Many governing bodies can rightly be accused of being slow to address the risks of concussion, which highlights a contradiction in our UK sporting structure. With the exception of one or two extremely well off sports, most governing bodies are led by boards comprised mainly of volunteers. Even sports which receive significant government funding may lack the skills and resources to take and enforce pro-active decisions across all aspects of their sport, from grassroots to elite competition.
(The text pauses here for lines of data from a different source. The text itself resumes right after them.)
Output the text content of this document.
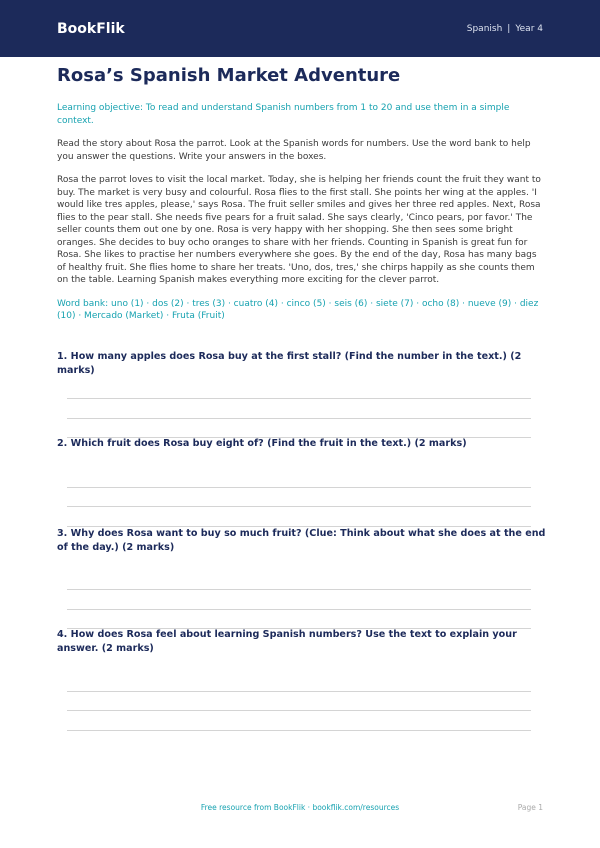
BookFlik	Spanish | Year 4
Rosa’s Spanish Market Adventure

Learning objective: To read and understand Spanish numbers from 1 to 20 and use them in a simple context.

Read the story about Rosa the parrot. Look at the Spanish words for numbers. Use the word bank to help you answer the questions. Write your answers in the boxes.

Rosa the parrot loves to visit the local market. Today, she is helping her friends count the fruit they want to buy. The market is very busy and colourful. Rosa flies to the first stall. She points her wing at the apples. 'I would like tres apples, please,' says Rosa. The fruit seller smiles and gives her three red apples. Next, Rosa flies to the pear stall. She needs five pears for a fruit salad. She says clearly, 'Cinco pears, por favor.' The seller counts them out one by one. Rosa is very happy with her shopping. She then sees some bright oranges. She decides to buy ocho oranges to share with her friends. Counting in Spanish is great fun for Rosa. She likes to practise her numbers everywhere she goes. By the end of the day, Rosa has many bags of healthy fruit. She flies home to share her treats. 'Uno, dos, tres,' she chirps happily as she counts them on the table. Learning Spanish makes everything more exciting for the clever parrot.

Word bank: uno (1) · dos (2) · tres (3) · cuatro (4) · cinco (5) · seis (6) · siete (7) · ocho (8) · nueve (9) · diez (10) · Mercado (Market) · Fruta (Fruit)

1. How many apples does Rosa buy at the first stall? (Find the number in the text.) (2 marks)

2. Which fruit does Rosa buy eight of? (Find the fruit in the text.) (2 marks)

3. Why does Rosa want to buy so much fruit? (Clue: Think about what she does at the end of the day.) (2 marks)

4. How does Rosa feel about learning Spanish numbers? Use the text to explain your answer. (2 marks)

Free resource from BookFlik · bookflik.com/resources	Page 1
We all, competitors and spectators alike, enjoy consuming high quality sporting experiences. It is easy to ignore the fragility of the responsible organisations, and easy to criticise “them” for failing to respond professionally when in reality they are often not professionals. In televised, elite sporting events we only see the tip of the sporting iceberg, governing bodies must address not only those events but all aspects of their sport. Concussion and safety is as much a risk in schools and amateur club rugby as it is in the Six Nations, perhaps more so because of the reduced medical support and monitoring.
A governing body evolves the rules of their sport to address safety concerns as they arise. Often they manage insurance on behalf of the sport as a whole and will work with insurers to change the rules in response to the claims that arise. They are always looking backwards. In every decision they have to balance the management of risk and safety against the cost of participation in their sport and the cost of running the sport. Rugby players would be safer with helmets, body armour and permanent senior medical presence at every game, but how many could then afford all the kit and how many amateur clubs would be able to fund the costs. At the end of the day, most of the key officials have day jobs.
We may criticise governing bodies for failing to react quickly to safety issues such as concussion. We may see increasing litigation and key officials being held personally liable for sporting incidents. However, Cardiff High School’s Under 11 players play the same sport as George North, Rory McIlroy plays the same sport as a 12 year old teeing off Castlereagh municipal golf course in Belfast. And that is as it should be.
High value litigation and media challenges following high profile sporting incidents are inevitable parts of the sporting ecosystem, but we should be careful to recognise the danger of discouraging participation in sport and the obvious consequences that would follow.